Bernard commence par acclamer la démission du sous-préfet viré, dixit son ministère, pour avoir publié sur le Net une tribune "très violemment anti-israélienne" (1).

(Je te rappelle que BHL est l'un des valeureux défenseurs-de-la-liberté-d'expression-foulée-par-les-mahométans
qui ont récemment pétitionné en faveur d'un autre serviteur de l'Etat, non moins tenu que Guigue au devoir de réserve.

Il s'agissait, tu l'as deviné, de l'ineffable Redeker, dont le cas montre que l'islamophobie est au banquet de la réaction le mets le plus raffiné.)

Bernard te raconte qu'il a navigué sur le Net, "sollicitant l'ami Google", afin que d'y trouver quelques renseignements sur le sous-préfet limogé.

Là, il a, dans un premier temps, (re)découvert, fidèle à sa légendaire modestie, l'excellence de sa "vieille thèse sur l'effet d'aveuglement que produit, immanquablement, la monomanie antisioniste".

(Pour le cas où tu ne le saurais pas, je te rappelle (aussi) que ce que BHL appelle une "monomanie antisioniste" est, dans la vraie vie, l'attention portée aux Palestiniens harassés.)

En guise d'illustration de cet effet d'aveuglement, Bernard pose une question où se détecte sa pleine maîtrise de la réalité: "Pourquoi n'entend-on jamais les adversaires d'Israël sur le Tibet?"

La réponse, n'importe quel écolier de CM1 te le dira, est que, dans le monde réel, qui n'a certes aucune espèce de rapport, même très lointain, avec les divagations de nos penseurs de médias, les gens qui se préoccupent du sort de la Palestine ont le souci, aussi, de celui du Tibet - ne serait-ce que pour la simple et bonne raison qu'il y a, entre la colonisation de Gaza et celle de Lhassa, plus de points communs qu'entre, disons, la vraie philosophie et la pensée de BHL (2).

(Tu relèveras, au passage, c'est à ces minucules manipulations langagières que s'identifie le stalinien orthodoxe, que Bernard présente les défenseurs des droits des Palestiniens comme des "adversaires d'Israël" - suggérant, mine de rien, que ces gens-là sont de sinistres salopards ahmadinejadiques, ennemis, non d'un gouvernement, mais d'un pays entier.)

Mais reprenons, si tu le veux bien, le fil de notre (long) récit.

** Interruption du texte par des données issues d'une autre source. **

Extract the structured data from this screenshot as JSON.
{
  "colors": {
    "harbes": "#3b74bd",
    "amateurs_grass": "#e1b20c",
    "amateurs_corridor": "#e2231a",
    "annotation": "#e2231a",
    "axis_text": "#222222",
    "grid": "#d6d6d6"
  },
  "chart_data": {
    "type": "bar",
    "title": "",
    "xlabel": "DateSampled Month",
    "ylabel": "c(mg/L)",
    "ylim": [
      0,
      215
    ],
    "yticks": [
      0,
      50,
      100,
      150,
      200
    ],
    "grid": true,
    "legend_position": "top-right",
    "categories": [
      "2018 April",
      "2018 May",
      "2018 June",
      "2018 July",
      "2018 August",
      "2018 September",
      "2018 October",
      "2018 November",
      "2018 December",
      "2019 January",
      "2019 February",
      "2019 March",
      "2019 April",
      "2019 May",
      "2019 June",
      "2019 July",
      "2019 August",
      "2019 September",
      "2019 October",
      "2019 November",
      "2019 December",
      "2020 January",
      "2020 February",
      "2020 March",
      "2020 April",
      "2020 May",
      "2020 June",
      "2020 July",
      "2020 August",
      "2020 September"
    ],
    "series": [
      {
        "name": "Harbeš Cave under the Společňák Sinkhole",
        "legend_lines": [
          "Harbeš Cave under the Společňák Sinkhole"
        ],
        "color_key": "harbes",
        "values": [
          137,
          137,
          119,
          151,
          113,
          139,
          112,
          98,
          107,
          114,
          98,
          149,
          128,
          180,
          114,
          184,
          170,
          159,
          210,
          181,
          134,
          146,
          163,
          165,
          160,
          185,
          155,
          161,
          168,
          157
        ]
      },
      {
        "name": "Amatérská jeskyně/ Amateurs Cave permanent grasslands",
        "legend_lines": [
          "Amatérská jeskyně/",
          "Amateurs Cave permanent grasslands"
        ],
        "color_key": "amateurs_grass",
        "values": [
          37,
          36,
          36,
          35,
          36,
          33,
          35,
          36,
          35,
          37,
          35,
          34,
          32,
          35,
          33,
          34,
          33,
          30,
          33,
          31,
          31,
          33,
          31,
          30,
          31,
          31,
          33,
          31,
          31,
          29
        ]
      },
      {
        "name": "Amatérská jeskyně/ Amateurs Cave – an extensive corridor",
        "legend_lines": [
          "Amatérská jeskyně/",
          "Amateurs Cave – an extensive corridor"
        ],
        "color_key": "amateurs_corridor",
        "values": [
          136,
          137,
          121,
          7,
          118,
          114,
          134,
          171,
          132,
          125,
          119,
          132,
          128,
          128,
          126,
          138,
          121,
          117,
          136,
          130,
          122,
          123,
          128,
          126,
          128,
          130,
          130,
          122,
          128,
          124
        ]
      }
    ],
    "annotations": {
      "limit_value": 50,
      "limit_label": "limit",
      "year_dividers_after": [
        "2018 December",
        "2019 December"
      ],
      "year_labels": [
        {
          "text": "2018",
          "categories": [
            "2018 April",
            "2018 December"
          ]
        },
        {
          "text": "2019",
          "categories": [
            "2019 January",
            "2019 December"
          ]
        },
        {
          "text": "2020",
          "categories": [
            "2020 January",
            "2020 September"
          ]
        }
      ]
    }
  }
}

Surfant sur le Net (comme Brice, à Nice, fait sur des vaguelettes), et "naviguant de site en site" (à la façon d'une espèce de Vasco de Gama new look), BHL "tombe sur toute une nébuleuse" de sites qui prennent "la défense du "courageux" fonctionnaire sanctionné".

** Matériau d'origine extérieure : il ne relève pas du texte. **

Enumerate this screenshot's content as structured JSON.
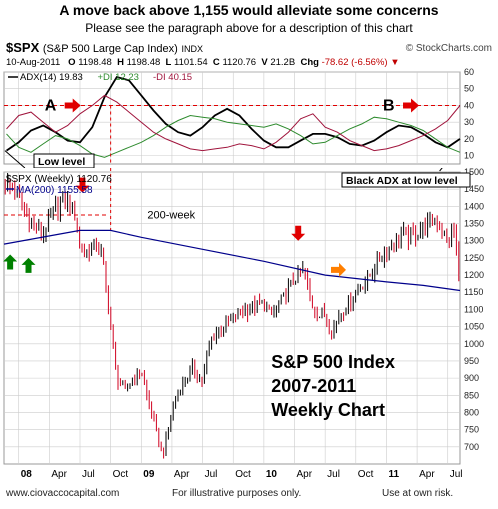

Sites "nombreux", il va de soi, et qui, surtout, "couvrent l'essentiel du spectre du pire", explique BHL, puisque aussi bien on y trouve "du rouge (altermondialiste)", comme du "brun (Front national et apparentés)", comme du "vert (islamiste radical)".

Tu l'as compris, ami(e), Bernie pose là, comme il fait souvent, l'équation diffamatoire qui depuis quelques années tient lieu de bagage (de cabine) intellectuel à nos clercs de télévision: altermondialistes = extrême droite = Ben Laden.

Pour le dire autrement: BHL, dont la divagation devient, là, franchement odieuse, va très naturellement utiliser le brun et le vert de sa triste palette pour calomnier la gauche de gauche - d'un pinceau plein de haine.

Il écrit, et il me faut ici le citer assez longuement, que les sites altermondialistes, et ceux des fafs et des barbus: "S'accordent tous, en fait, sur une représentation articulée en trois propositions aussi délirantes que simples. Israël est un Etat nazi. Le monde est organisé pour dissimuler cette vérité. Et le cerveau de ce complot, son chef d'orchestre clandestin, le véritable agent des noirs desseins de l'éternelle "Internationale juive", se trouve être ici, à Paris, juste au-dessus de chez Alliot-Marie qui n'est, avec Kouchner, Attali et autres nouveaux "Juifs Süss" (je cite toujours la même plaisante littérature), qu'un instrument docile entre ses mains - il n'est autre, ce juif honteux, caché, chanoinisé, mais démasqué, que... Nicolas Sarkozy lui-même!"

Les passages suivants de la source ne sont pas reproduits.